Reduction of a Single Layer Graphene Oxide Film on Pt(111)

TL;DR

This study demonstrates that annealing a single-layer graphene oxide film on Pt(111) in ultrahigh vacuum can completely remove oxygen and restore a high-quality graphene lattice, offering a new synthesis method.

Contribution

It introduces a novel reduction technique for GO films on Pt(111) that achieves complete oxygen removal and lattice restoration without mechanical exfoliation.

Findings

Complete oxygen removal confirmed by XPS.

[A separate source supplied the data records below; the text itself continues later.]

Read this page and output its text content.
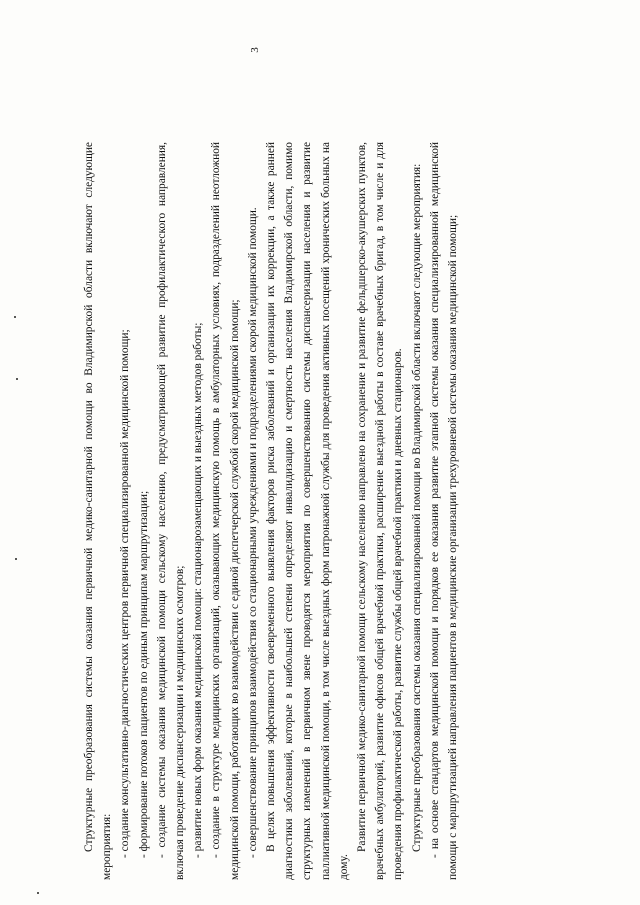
3

Структурные преобразования системы оказания первичной медико-санитарной помощи во Владимирской области включают следующие мероприятия: - создание консультативно-диагностических центров первичной специализированной медицинской помощи; - формирование потоков пациентов по единым принципам маршрутизации; - создание системы оказания медицинской помощи сельскому населению, предусматривающей развитие профилактического направления, включая проведение диспансеризации и медицинских осмотров; - развитие новых форм оказания медицинской помощи: стационарозамещающих и выездных методов работы; - создание в структуре медицинских организаций, оказывающих медицинскую помощь в амбулаторных условиях, подразделений неотложной медицинской помощи, работающих во взаимодействии с единой диспетчерской службой скорой медицинской помощи; - совершенствование принципов взаимодействия со стационарными учреждениями и подразделениями скорой медицинской помощи. В целях повышения эффективности своевременного выявления факторов риска заболеваний и организации их коррекции, а также ранней диагностики заболеваний, которые в наибольшей степени определяют инвалидизацию и смертность населения Владимирской области, помимо структурных изменений в первичном звене проводятся мероприятия по совершенствованию системы диспансеризации населения и развитие паллиативной медицинской помощи, в том числе выездных форм патронажной службы для проведения активных посещений хронических больных на дому.

Развитие первичной медико-санитарной помощи сельскому населению направлено на сохранение и развитие фельдшерско-акушерских пунктов, врачебных амбулаторий, развитие офисов общей врачебной практики, расширение выездной работы в составе врачебных бригад, в том числе и для проведения профилактической работы, развитие службы общей врачебной практики и дневных стационаров. Структурные преобразования системы оказания специализированной помощи во Владимирской области включают следующие мероприятия: - на основе стандартов медицинской помощи и порядков ее оказания развитие этапной системы оказания специализированной медицинской помощи с маршрутизацией направления пациентов в медицинские организации трехуровневой системы оказания медицинской помощи;
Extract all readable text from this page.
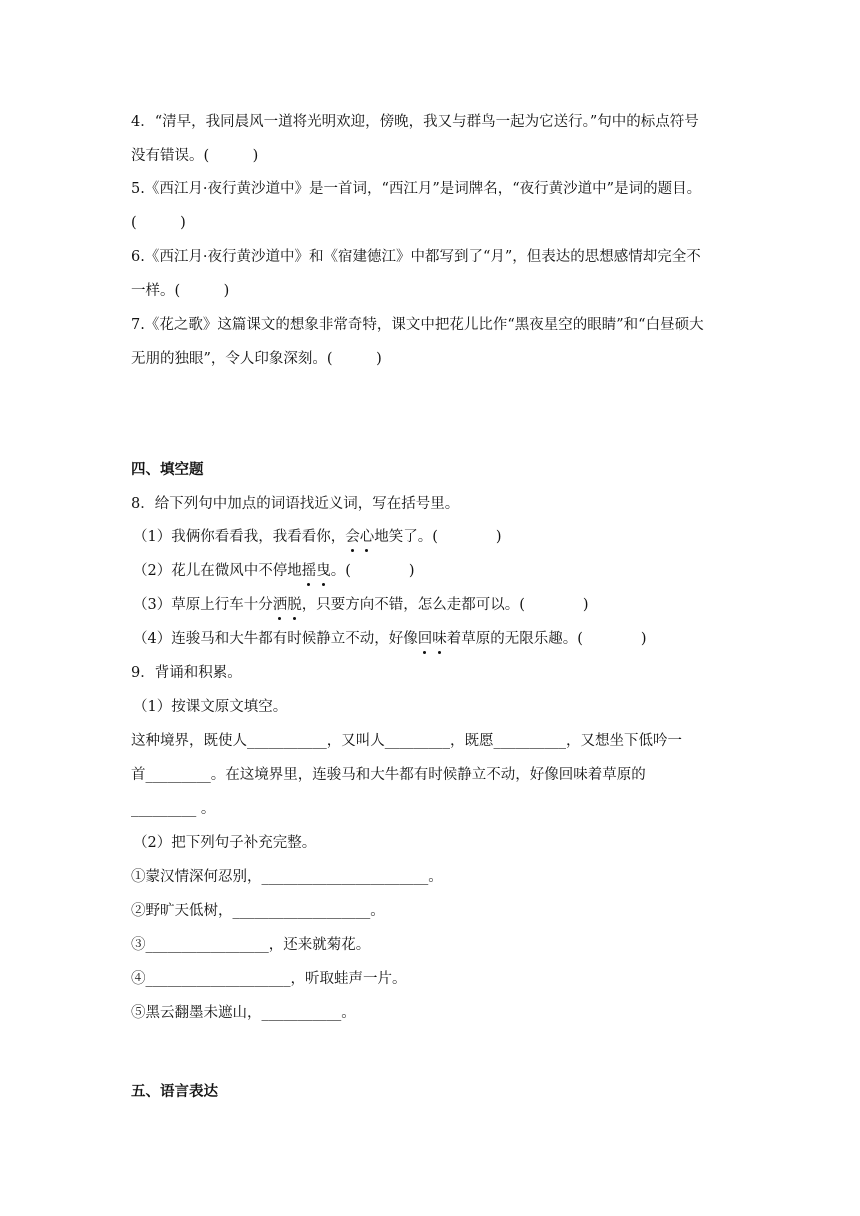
4．“清早，我同晨风一道将光明欢迎，傍晚，我又与群鸟一起为它送行。”句中的标点符号
没有错误。(　　　)
5.《西江月·夜行黄沙道中》是一首词，“西江月”是词牌名，“夜行黄沙道中”是词的题目。
(　　　)
6.《西江月·夜行黄沙道中》和《宿建德江》中都写到了“月”，但表达的思想感情却完全不
一样。(　　　)
7.《花之歌》这篇课文的想象非常奇特，课文中把花儿比作“黑夜星空的眼睛”和“白昼硕大
无朋的独眼”，令人印象深刻。(　　　)
四、填空题
8．给下列句中加点的词语找近义词，写在括号里。
（1）我俩你看看我，我看看你，会心地笑了。(　　　　)
（2）花儿在微风中不停地摇曳。(　　　　)
（3）草原上行车十分洒脱，只要方向不错，怎么走都可以。(　　　　)
（4）连骏马和大牛都有时候静立不动，好像回味着草原的无限乐趣。(　　　　)
9．背诵和积累。
（1）按课文原文填空。
这种境界，既使人___________，又叫人_________，既愿__________，又想坐下低吟一
首_________。在这境界里，连骏马和大牛都有时候静立不动，好像回味着草原的
_________ 。
（2）把下列句子补充完整。
①蒙汉情深何忍别，_______________________。
②野旷天低树，___________________。
③_________________，还来就菊花。
④____________________，听取蛙声一片。
⑤黑云翻墨未遮山，___________。
五、语言表达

Honeycomb lattice observed via STM.

Long-range order in graphene lattice achieved.

Abstract

Graphene oxide (GO) is one of chemically modified graphenes and has been extensively studied worldwide. A monolayer sheet of GO which is chemically produced in solution can be deposited on various substrates. We have proved that use of graphite powder with a large grain size enables preparation of a single layer GO film that is larger than 100 micrometers easily and reproducibly. If it is possible to reduce the GO film completely, one can obtain graphene without mechanical exfoliation. However, the reduction methods employed so far have been insufficient to remove oxygen or to restore the long range order in graphene lattice. In the present work we annealed the GO sheet which was placed on Pt(111) in ultrahigh vacuum. The STM observation of the annealed specimen reveals that a honeycomb lattice appears together with moire structures of long range ordering. The XPS result indicated complete removal of oxygen from the GO sheet. These results would open a new way to synthesize a high quality graphene film, which replaces the conventional CVD method.